Topic: Shadow Banking: China’s Dual-Track Interest Rate Liberalization
Speaker: Honglin Wang, Fellow of Hong Kong Institute for Monetary Research
Date: June 12th (Fri.)
Time: 10:00-11:30a.m.
Location: Building 4, Room 102
Language: English
Abstract:
Shadow banking in China is mainly conducted by commercial banks to evade regulatory restrictions on deposit rate and loan quantity. It essentially constitutes a dual-track pragmatic approach to gradually liberalize the country's repressed interest rate policy. We show in equilibrium that shadow banking improves social surplus given high deposit reserve requirement and inefficient bond market. Full interest rate liberalization leads to additional gain in social surplus.

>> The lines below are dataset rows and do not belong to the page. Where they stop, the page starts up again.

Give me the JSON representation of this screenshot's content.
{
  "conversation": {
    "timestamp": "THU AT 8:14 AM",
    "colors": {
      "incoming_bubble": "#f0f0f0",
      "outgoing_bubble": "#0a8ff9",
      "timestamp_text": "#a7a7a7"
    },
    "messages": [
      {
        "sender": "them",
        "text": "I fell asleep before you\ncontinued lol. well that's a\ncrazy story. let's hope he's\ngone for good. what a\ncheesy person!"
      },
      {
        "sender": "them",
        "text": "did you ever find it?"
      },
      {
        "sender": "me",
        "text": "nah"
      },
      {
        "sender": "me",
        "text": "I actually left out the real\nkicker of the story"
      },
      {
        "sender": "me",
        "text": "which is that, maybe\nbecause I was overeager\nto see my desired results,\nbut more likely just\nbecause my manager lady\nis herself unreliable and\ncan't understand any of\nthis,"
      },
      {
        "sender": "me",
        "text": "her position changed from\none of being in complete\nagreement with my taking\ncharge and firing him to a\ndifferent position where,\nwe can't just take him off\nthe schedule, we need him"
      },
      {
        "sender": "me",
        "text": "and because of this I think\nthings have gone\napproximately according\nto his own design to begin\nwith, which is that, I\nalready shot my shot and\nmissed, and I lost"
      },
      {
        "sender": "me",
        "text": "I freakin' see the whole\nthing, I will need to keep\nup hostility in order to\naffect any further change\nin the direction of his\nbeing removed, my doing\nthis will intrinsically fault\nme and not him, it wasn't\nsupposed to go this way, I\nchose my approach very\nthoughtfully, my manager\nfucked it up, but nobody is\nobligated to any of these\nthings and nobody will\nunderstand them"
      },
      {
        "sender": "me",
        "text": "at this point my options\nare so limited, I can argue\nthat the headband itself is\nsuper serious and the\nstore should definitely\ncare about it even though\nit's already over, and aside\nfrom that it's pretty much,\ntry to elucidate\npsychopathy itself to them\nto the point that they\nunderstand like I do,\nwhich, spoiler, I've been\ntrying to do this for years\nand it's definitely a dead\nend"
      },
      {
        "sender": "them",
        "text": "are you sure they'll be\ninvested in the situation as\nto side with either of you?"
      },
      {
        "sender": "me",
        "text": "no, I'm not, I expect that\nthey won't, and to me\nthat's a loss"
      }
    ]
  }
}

The dual-track approach to interest rate liberalization avoids the potential economic turbulence caused by an otherwise single-track one-step approach.
About the speaker:
Honglin Wang is a fellow of Hong Kong Institute for Monetary Research (HKIMR). Wang received a B.A. in Economics and International Business from Renmin University of China in 1998, and a M.A. and a Ph.D. in Agriculture Economics and Economics from Chinese Academy of Agricultural Sciences and Michigan State University (MSU) respectively. His papers have appeared in Journal of Econometrics, International Journal of Central Banking, International Finance Review and other leading economic journals. His research interests are mainly in monetary policy, real estate, bank and capital market and applied econometrics.